Kansas lawmakers know they are late to the Medicaid expansion party, but they appear determined to show up anyway.
“I feel like now is as good a time as any,” says Anthony Hensley, the leader of the Democratic minority in the state Senate.
For the past three years, Republican Gov. Sam Brownback and legislative leaders were able to block debate on expanding health care for the disabled and working poor via Medicaid, a component of the 2010 Affordable Care Act.
In last year’s primary and general elections, Kansas voters — frustrated by chronic budget problems caused in large part by income tax cuts that Brownback pushed through the Legislature — replaced several conservative incumbents with moderate Republicans and Democrats who promised to stabilize the state’s finances, fund public education and push for Medicaid expansion.
Coalitions energized by the influx of new lawmakers wasted little time in making good on those promises. The Kansas House recently passed an expansion bill by a margin close to what would be needed to override a Brownback veto, should it come to that.
A Kansas Senate committee is holding hearings on the expansion bill and may vote on Thursday to send it to the floor. That is the same day the U.S. House of Representatives has scheduled a vote on a Republican proposal to replace the ACA.
The replacement bill before Congress would phase out federal funding, starting in January 2020, for expansion programs in 31 states and the District of Columbia as well as any others to implement programs between now and then. But it would not immediately close the expansion window for states that have not acted, says Tom Bell, president of the Kansas Hospital Association.
“From our perspective, this provides some encouragement for states to expand their programs prior to that Jan. 1 of 2020 date,” Bell says, noting that the bill would continue funding 90 percent of expansion costs for people enrolled by the deadline.
David Jordan, executive director of a Kansas coalition pushing for expansion, is making a similar pitch to lawmakers.
“This is really an invitation to states like Kansas to expand their Medicaid programs,” Jordan says. “We have everything to gain by taking this step and nothing to lose.”
To date, Jordan says, the failure to expand Medicaid has cost health care providers and the Kansas economy an estimated $1.7 billion.
Currently, Kansas limits Medicaid eligibility to children and pregnant women in low-income families, people with developmental and physical disabilities, and seniors who cannot afford nursing home care. Parents are eligible only if they earn less than a third of the federal poverty level, or about $9,200 annually for a four-person family.
Single adults without children are not eligible.
Expansion would qualify all Kansans earning up to 138 percent of the poverty level, annually about $16,642 for individuals and $33,465 for a family of four.
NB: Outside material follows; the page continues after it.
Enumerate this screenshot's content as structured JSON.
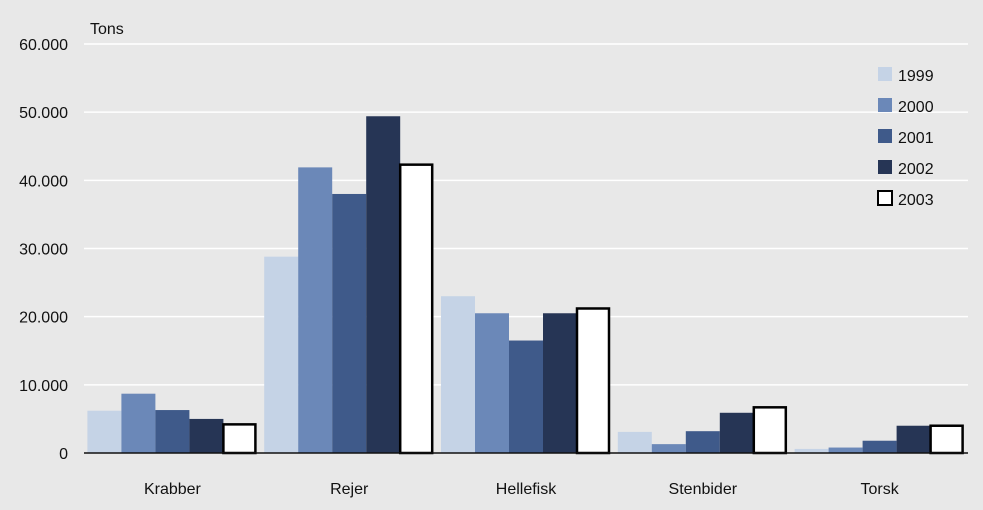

An estimated 300,000 Kansans would qualify for coverage under expansion, though only about half that number are expected to initially enroll.
Senate President Susan Wagle, a Republican, says she expects the Kansas Senate to pass the expansion bill next week, perhaps by a vetoproof margin.
But even if Kansas lawmakers are able to advance an expansion plan to the U.S. Department of Health and Human Services, she is not convinced federal officials would give it serious consideration.
“The timing is wrong,” Wagle says. “It could just sit there because what I see the feds doing is winding that program down.”